Asian stocks slid on Wednesday, dragged down by Wall Street’s tumble as sharp declines in long-term U.S. Treasury yields and resurgent trade concerns stoked investor worries about global economic growth.
Global equities have been shaken as a flattening U.S. Treasury yield curve fans worries about a recession, and on growing doubts that Washington and Beijing will be able to clinch a substantive trade deal during a temporary cease-fire agreed at the weekend.
MSCI’s broadest index of Asia-Pacific shares outside Japan <.MIAPJ0000PUS> fell 1.35 percent.
Hong Kong’s Hang Seng <.HSI> retreated 1.55 percent and the Shanghai Composite Index <.SSEC> dipped 0.2 percent.

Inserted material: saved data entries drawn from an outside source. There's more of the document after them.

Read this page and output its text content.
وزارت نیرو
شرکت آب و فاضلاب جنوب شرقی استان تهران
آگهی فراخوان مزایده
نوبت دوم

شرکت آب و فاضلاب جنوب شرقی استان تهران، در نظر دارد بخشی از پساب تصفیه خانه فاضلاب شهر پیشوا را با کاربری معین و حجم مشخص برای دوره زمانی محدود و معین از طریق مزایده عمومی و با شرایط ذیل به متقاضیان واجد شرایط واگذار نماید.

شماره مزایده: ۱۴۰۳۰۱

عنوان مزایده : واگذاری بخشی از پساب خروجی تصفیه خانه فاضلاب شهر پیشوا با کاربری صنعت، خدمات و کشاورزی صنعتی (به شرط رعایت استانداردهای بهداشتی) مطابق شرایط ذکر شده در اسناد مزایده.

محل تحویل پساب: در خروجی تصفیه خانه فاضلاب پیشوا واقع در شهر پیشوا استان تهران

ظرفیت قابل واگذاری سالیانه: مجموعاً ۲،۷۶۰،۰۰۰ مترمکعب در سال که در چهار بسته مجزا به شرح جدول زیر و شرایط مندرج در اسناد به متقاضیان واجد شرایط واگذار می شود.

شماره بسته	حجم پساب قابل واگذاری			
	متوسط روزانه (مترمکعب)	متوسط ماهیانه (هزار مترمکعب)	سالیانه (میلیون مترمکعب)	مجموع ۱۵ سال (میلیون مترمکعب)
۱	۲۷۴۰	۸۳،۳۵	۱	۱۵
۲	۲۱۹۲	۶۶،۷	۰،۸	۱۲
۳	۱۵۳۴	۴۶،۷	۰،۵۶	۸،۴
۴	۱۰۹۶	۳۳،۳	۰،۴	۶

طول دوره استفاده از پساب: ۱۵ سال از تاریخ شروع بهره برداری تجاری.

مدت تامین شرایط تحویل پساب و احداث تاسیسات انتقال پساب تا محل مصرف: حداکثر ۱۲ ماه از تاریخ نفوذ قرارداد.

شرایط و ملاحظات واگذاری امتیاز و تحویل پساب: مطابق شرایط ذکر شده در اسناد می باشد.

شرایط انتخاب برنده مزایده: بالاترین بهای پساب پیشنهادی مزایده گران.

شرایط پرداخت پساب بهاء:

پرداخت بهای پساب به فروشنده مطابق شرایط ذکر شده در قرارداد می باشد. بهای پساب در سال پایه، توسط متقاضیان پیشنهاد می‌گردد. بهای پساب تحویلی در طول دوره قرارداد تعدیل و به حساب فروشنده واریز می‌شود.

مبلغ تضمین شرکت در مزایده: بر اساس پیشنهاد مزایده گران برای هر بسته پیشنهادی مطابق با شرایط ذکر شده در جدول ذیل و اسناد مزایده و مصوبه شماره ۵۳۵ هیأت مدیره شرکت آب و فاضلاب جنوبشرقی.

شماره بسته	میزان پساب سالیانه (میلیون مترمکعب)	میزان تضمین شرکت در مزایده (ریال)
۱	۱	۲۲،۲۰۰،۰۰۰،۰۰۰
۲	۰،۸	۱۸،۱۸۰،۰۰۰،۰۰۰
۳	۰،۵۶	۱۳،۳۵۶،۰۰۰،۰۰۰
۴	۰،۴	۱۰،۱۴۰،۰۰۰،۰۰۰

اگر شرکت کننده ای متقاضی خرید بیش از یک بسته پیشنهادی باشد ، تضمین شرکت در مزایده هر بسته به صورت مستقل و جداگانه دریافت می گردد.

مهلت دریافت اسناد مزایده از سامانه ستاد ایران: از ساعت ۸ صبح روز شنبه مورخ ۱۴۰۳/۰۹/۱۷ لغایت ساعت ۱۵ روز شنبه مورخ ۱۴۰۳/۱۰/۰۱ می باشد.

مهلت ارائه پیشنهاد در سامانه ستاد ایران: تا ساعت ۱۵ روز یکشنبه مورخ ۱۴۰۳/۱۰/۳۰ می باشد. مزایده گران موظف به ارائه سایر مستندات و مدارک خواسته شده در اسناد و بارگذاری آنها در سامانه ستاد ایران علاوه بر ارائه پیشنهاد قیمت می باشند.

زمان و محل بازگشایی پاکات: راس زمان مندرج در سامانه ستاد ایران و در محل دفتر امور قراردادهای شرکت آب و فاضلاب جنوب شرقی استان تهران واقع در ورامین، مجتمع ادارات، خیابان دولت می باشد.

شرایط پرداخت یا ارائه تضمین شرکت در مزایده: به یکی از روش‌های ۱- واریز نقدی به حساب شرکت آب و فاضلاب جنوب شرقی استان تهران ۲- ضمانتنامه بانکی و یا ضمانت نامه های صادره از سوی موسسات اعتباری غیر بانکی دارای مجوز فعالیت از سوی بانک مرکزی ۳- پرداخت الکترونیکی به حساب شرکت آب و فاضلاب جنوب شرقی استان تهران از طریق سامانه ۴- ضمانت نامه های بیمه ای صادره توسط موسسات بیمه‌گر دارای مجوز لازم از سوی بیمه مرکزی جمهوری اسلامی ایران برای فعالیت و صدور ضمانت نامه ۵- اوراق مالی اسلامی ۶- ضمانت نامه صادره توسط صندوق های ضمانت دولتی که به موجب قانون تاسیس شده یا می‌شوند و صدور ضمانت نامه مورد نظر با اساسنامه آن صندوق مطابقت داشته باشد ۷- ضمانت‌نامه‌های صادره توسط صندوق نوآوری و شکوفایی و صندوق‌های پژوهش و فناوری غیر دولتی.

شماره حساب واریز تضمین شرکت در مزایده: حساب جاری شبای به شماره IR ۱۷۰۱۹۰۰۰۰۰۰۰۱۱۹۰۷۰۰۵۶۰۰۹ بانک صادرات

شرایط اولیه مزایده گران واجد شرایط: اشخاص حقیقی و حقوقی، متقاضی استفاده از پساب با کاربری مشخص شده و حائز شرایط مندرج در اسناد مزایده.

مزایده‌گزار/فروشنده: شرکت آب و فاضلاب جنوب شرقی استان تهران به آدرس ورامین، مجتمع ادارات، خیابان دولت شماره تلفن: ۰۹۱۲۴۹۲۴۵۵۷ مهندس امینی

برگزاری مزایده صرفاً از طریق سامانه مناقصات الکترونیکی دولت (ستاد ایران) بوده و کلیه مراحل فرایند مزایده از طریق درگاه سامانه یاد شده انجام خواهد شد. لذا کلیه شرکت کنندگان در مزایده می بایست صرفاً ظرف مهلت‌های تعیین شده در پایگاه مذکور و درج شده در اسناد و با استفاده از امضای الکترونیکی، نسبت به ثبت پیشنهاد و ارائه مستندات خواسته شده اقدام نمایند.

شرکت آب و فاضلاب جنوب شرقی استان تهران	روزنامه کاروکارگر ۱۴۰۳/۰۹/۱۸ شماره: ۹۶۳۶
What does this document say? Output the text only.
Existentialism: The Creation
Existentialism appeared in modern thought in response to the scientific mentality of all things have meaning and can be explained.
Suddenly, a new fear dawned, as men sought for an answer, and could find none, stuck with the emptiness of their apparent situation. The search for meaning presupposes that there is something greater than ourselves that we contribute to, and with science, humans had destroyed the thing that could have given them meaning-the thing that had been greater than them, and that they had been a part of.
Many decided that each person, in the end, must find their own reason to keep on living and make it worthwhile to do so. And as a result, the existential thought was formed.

Japan’s Nikkei <.N225> dropped 0.8 percent and South Korea’s KOSPI <.KS11> shed 0.5 percent.
Australian stocks <.AXJO> lost 1 percent, pressured by global losses. The mood further soured after data showed Australia’s third-quarter growth fell short of expectations. The Australian dollar was down 0.5 percent at $0.7304.
The Dow <.DJI> retreated 3.1 percent and the Nasdaq <.IXIC> sank 3.8 percent on Tuesday. U.S. financial shares <.SPSY>, which are particularly sensitive to bond market swings, dropped 4.4 percent. [.N]
Following Wall Street’s overnight tumble, S&P e-mini futures nudged up 0.4 percent in Asian trade on Wednesday.
Signals from the Federal Reserve last week that it may be nearing an end to its three-year rate hike cycle has pushed the 10-year U.S. Treasury yield to three-month lows below 3 percent.
Concerns about slowing U.S. growth have accelerated the flattening of the yield curve, a phenomenon in which longer-dated debt yields fall faster than their shorter-dated counterparts.
The spread between the two-year and 10-year Treasury yields was at its flattest level in more than a decade and edging closer to an inversion, when long rates fall below short rates.
“The market decline in the U.S. overnight and the flattening of the yield curve reflect that economic growth momentum is taking over as the primary concern for investors, even as the latest ISM manufacturing data is holding up well,” wrote Tai Hui, market strategist at J.P. Morgan Asset Management.
A flatter curve is seen as an indicator of a slowing economy, with lower longer-dated yields suggesting that the markets see economic weakness ahead.
According to the Cleveland Federal Reserve, an inverted yield curve has preceded the last seven U.S. recessions.
It is not a sure indicator, however, with an inversion in 1966 and a very flat curve in 1998 failing to lead to recessions.
“The U.S. economy is likely to be able to withstand another rate hike or two, therefore, the flattening of the Treasury curve looks a little over done. That said, it is true that the economic outlook is murkier than before,” said Masahiro Ichikawa, senior strategist at Sumitomo Mitsui Asset Management.
“There is also Brexit to keep an eye on, and this is a factor in the ongoing risk aversion.”
British Prime Minister Theresa May suffered embarrassing defeats on Tuesday at the start of five days of debate over her plans to leave the European Union that could determine the future of Brexit and the fate of her government.
Risk markets were also weighed down as optimism faded over a truce made over the weekend between U.S. President Donald Trump and Chinese President Xi Jinping.
Trump threatened on Tuesday to place “major tariffs” on Chinese goods imported into the United States if his administration is unable to reach an effective trade deal with Beijing.
As doubts grew over whether the two sides can resolve their differences, China said on Wednesday it was confident that it can clinch a trade deal with Washington within the 90-day negotiating window that the two sides agreed.
Failure would raise the spectre of fresh U.S. tariff action and potential Chinese retaliation as early as March.
The dollar struggled in the wake of falling Treasury yields, with its index against a basket of six major currencies <.DXY> briefly stooping to a near two-week low of 96.379 overnight before edging back above 97.00.
The greenback fell against the safe-haven yen, losing 0.75 percent overnight before trimming some of the losses to stand at 112.95 yen .
The pound was down 0.3 percent at $1.2703 having touched a 17-month low of $1.2659 overnight, rattled by Brexit setbacks in parliament.
Oil prices fell, weighed down by swelling U.S. inventories and concerns that slowing economic activity will sap demand for commodities. [O/R]
U.S. crude futures were down 1.7 percent at $52.35 per barrel and Brent shed 1.75 percent to $61.00 per barrel.